Coup d’œil sur la 12e édition du “Udine Far East Film Festival“.

Article mis en ligne le juin 2010
dernière modification le 29 janvier 2012

par Raymond SCHOLER

12e UDINE FAR EAST FILM


72 films, répartis sur huit jours et deux salles, étaient livrés en pâture aux cinéphages orientalisants :
50 œuvres actuelles et 22 films de répertoire.

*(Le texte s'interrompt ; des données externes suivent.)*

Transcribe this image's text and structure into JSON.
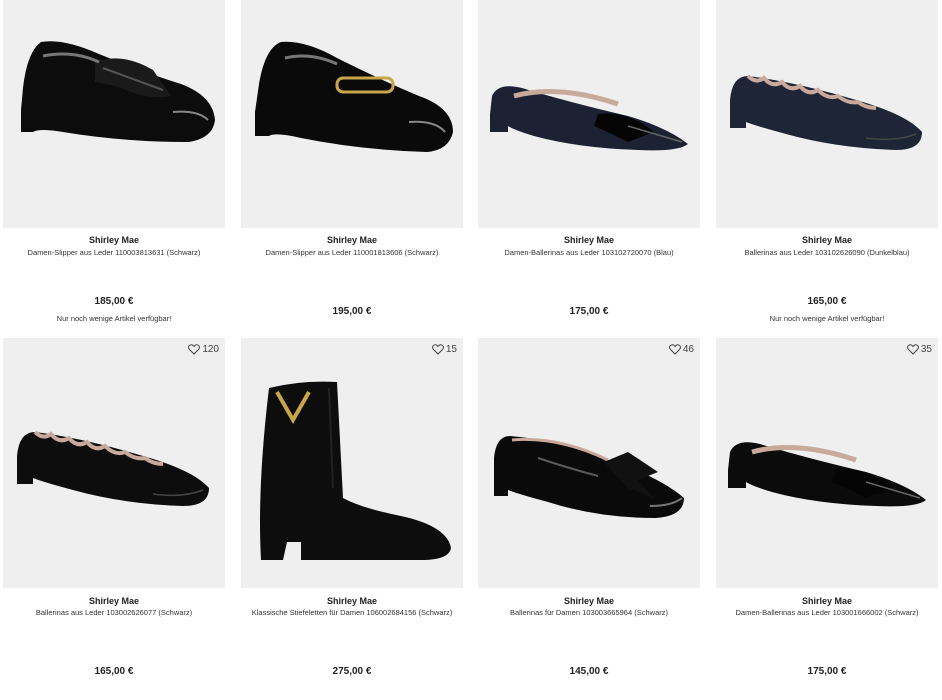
{
  "products": [
    {
      "brand": "Shirley Mae",
      "name": "Damen-Slipper aus Leder 110003813631 (Schwarz)",
      "price": "185,00 €",
      "note": "Nur noch wenige Artikel verfügbar!",
      "favorites": "",
      "color": "#0c0c0c",
      "style": "loafer-fringe"
    },
    {
      "brand": "Shirley Mae",
      "name": "Damen-Slipper aus Leder 110001813606 (Schwarz)",
      "price": "195,00 €",
      "note": "",
      "favorites": "",
      "color": "#0a0a0a",
      "style": "loafer-buckle"
    },
    {
      "brand": "Shirley Mae",
      "name": "Damen-Ballerinas aus Leder 103102720070 (Blau)",
      "price": "175,00 €",
      "note": "",
      "favorites": "",
      "color": "#1c2234",
      "style": "ballerina-pointed"
    },
    {
      "brand": "Shirley Mae",
      "name": "Ballerinas aus Leder 103102626090 (Dunkelblau)",
      "price": "165,00 €",
      "note": "Nur noch wenige Artikel verfügbar!",
      "favorites": "",
      "color": "#1e2536",
      "style": "ballerina-scallop"
    },
    {
      "brand": "Shirley Mae",
      "name": "Ballerinas aus Leder 103002626077 (Schwarz)",
      "price": "165,00 €",
      "note": "",
      "favorites": "120",
      "color": "#0d0d0d",
      "style": "ballerina-scallop"
    },
    {
      "brand": "Shirley Mae",
      "name": "Klassische Stiefeletten für Damen 106002684156 (Schwarz)",
      "price": "275,00 €",
      "note": "",
      "favorites": "15",
      "color": "#0d0d0d",
      "style": "bootie"
    },
    {
      "brand": "Shirley Mae",
      "name": "Ballerinas für Damen 103003665964 (Schwarz)",
      "price": "145,00 €",
      "note": "",
      "favorites": "46",
      "color": "#0a0a0a",
      "style": "ballerina-bow"
    },
    {
      "brand": "Shirley Mae",
      "name": "Damen-Ballerinas aus Leder 103001666002 (Schwarz)",
      "price": "175,00 €",
      "note": "",
      "favorites": "35",
      "color": "#0b0b0b",
      "style": "ballerina-pointed"
    }
  ]
}
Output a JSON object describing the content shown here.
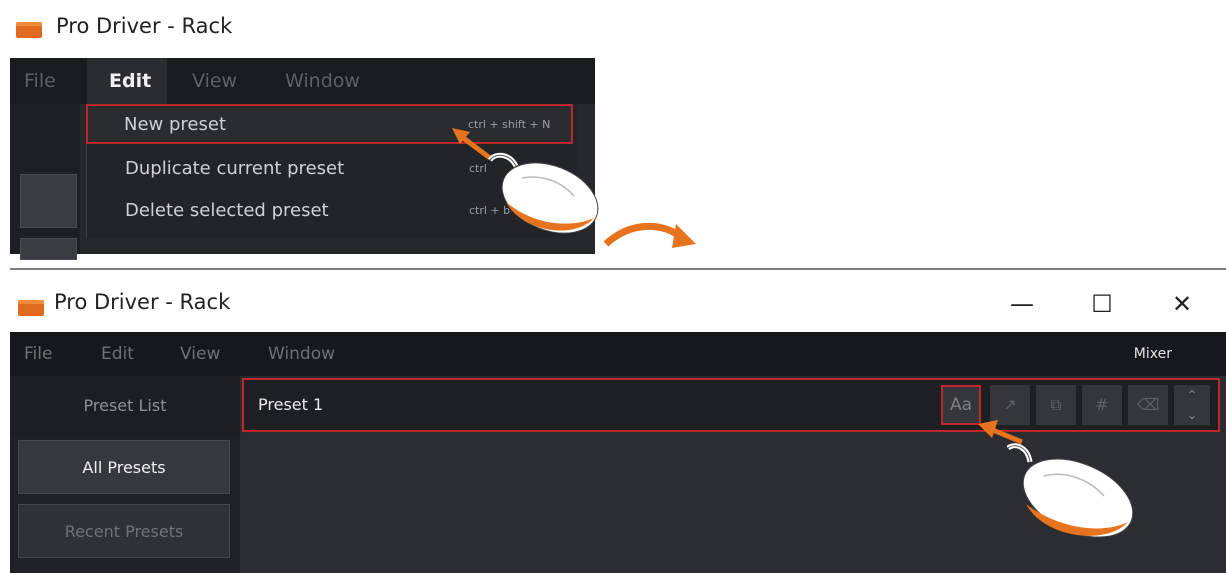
{
  "top_window": {
    "title": "Pro Driver - Rack",
    "menu": [
      "File",
      "Edit",
      "View",
      "Window"
    ],
    "edit_dropdown": [
      {
        "label": "New preset",
        "shortcut": "ctrl + shift + N"
      },
      {
        "label": "Duplicate current preset",
        "shortcut": "ctrl"
      },
      {
        "label": "Delete selected preset",
        "shortcut": "ctrl + b"
      }
    ]
  },
  "bottom_window": {
    "title": "Pro Driver - Rack",
    "controls": {
      "minimize": "—",
      "maximize": "☐",
      "close": "✕"
    },
    "menu": [
      "File",
      "Edit",
      "View",
      "Window"
    ],
    "mixer": "Mixer",
    "sidebar": {
      "header": "Preset List",
      "buttons": [
        "All Presets",
        "Recent Presets"
      ]
    },
    "preset_bar": {
      "name": "Preset 1",
      "tools": [
        "Aa",
        "↗",
        "⧉",
        "#",
        "⌫"
      ],
      "stepper": [
        "⌃",
        "⌄"
      ]
    }
  },
  "colors": {
    "highlight": "#c0272d",
    "accent_orange": "#e8731e",
    "menubar": "#1a1b1d"
  }
}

Ces derniers faisaient partie de deux rétrospectives, l’une consacrée aux films de genre produits par la compagnie japonaise Shintoho entre 1958 et 1961, l’année de sa faillite, et l’autre aux réalisations courageuses (1966-1974) de l’acteur Patrick Lung Kong, toujours soucieux de rompre des lances pour une société meilleure à Hong Kong. La plupart de ces films, notamment ceux de la Shintoho, étant pour la première fois montrés à l’étranger et leur éventuelle édition sur DVD avec sous-titres relevant de la plus haute improbabilité, nous nous ruâmes sur ces séances pour profiter de l’occasion unique qui nous était donnée. Quel cinéphile normalement constitué voudrait en effet manquer des titres comme The Bloody Sword of the 99th Virgin (Morihei Magatani, 1959), Female Slave Ship (Yoshiki Onoda, 1960) ou Death Row Woman (Nobuo Nakagawa, 1960) ? Souvent dotés de scénarios plus complexes que leurs équivalents occidentaux (il faut penser aux films de Roger Corman ou à la série des “Edgar Wallace“), ces bandes, malgré leurs titres aguicheurs, peuvent être vues par tous les âges, les violences se limitant aux coups de poing (gifles pour les femmes) et de feu et le sexe n’existant qu’à l’état larvé. Il y est bien sûr question de trafic de femmes et il y a des danses de cabaret, mais ô combien peu lascives. Il arrive que sur une île perdue des mâles en rut se tuent pour une femelle (Revenge of the Pearl Queen de Toshio Shimura, 1960), mais sans la sensualité poisseuse qui faisait le prix de The Saga of Anatahan de Josef von Sternberg (1953). Une décennie plus tard, Patrick Lung Kong sera autrement plus direct dans des films-enquêtes sans fard comme The Call Girls (1973) ou Teddy Girls (1969). On voit que 1968 a changé le monde, même en Orient. Comme ces films du passé occupaient la moitié de nos séances, nous étions obligés de renoncer à bon nombre de films récents.
Nous manquâmes ainsi la grande épopée de propagande The Founding of a Republic (2009, Sanping Han & Jianxin Huang,Chine), qui célèbre le 60e anniversaire de la République Populaire, réunit presque tous les acteurs connus du pays et forge, à ce qu’il paraît, la “nouvelle image nationale“. Mais comme le DVD est déjà disponible sur yesasia.com, nous pourrons nous forger notre opinion quand cela nous chantera.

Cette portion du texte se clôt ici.